The second film we decided to attend in its open-air screening was "DOGS" by Bogdan Mirică. Presented at the Cannes Film Festival in 2016, the film brings the audience immediately right into the middle of events. The audience then gets to know the protagonist, Roman, and his story, while meeting several other characters who cross his path. Step by step, slowly (really slowly!), the public starts to grasp the plot of this brooding and overwhelmingly harsh film. Once again "DOGS" brings us to discover the unknown Eastern-European and Balkan region, at the border between Romania and Ukraine. It’s here that Roman, in order to sell his land, has to deal with his grandfather’s past which reveals the bloody nature of men. This time the audience is faced with the striking differences between the countryside and modern cities. Crime is at the centre of the story, which reveals in this way the conflict still perceived by these communities between modernisation and tradition.
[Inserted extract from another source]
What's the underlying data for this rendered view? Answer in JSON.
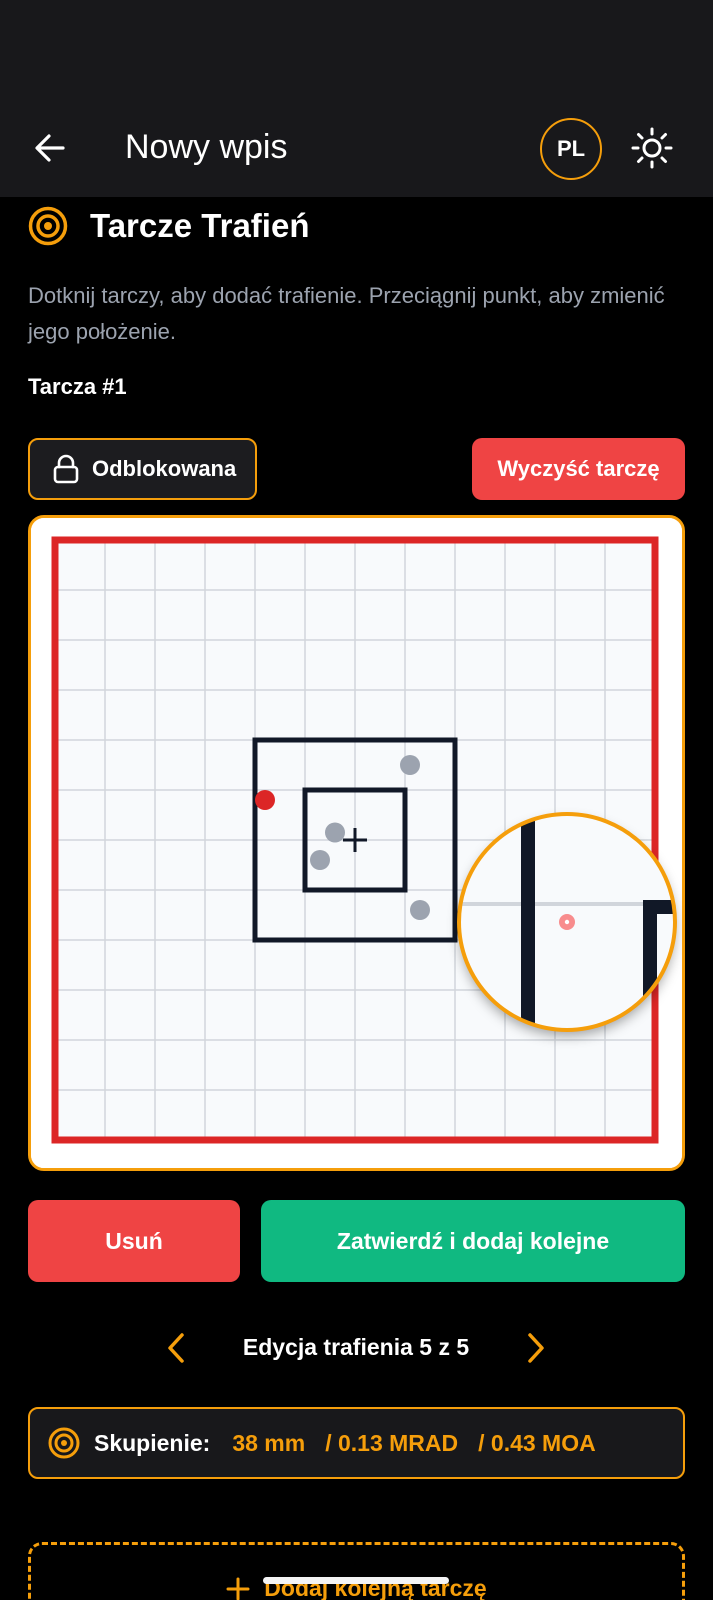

Both movies seem to be linked together by the region in which they have been set. Indeed both give us a glance of these cultures, an impression of their ordinary lives, so distant from ours, and the feeling of a parallel time. Through slow scenes and great, empty, dusty and dry landscapes, these films bring us into the reality (and not our biased imagination) of these countries. Through their different plots and the different themes they approached, these two films provide us with a common general overview on these cultures, which reminds us of the feelings, the struggles and the challenges we perceived in “The Good Postman” at the Millennium Film Festival . Thus the Balkan region appears more and more fascinating, fragile and frightening.

If the aim of the Brussels Film Festival is to celebrate the richness of European cinema then these films certainly achieve this purpose, producing a great impact on the audience and allowing us to discover another side of Europe.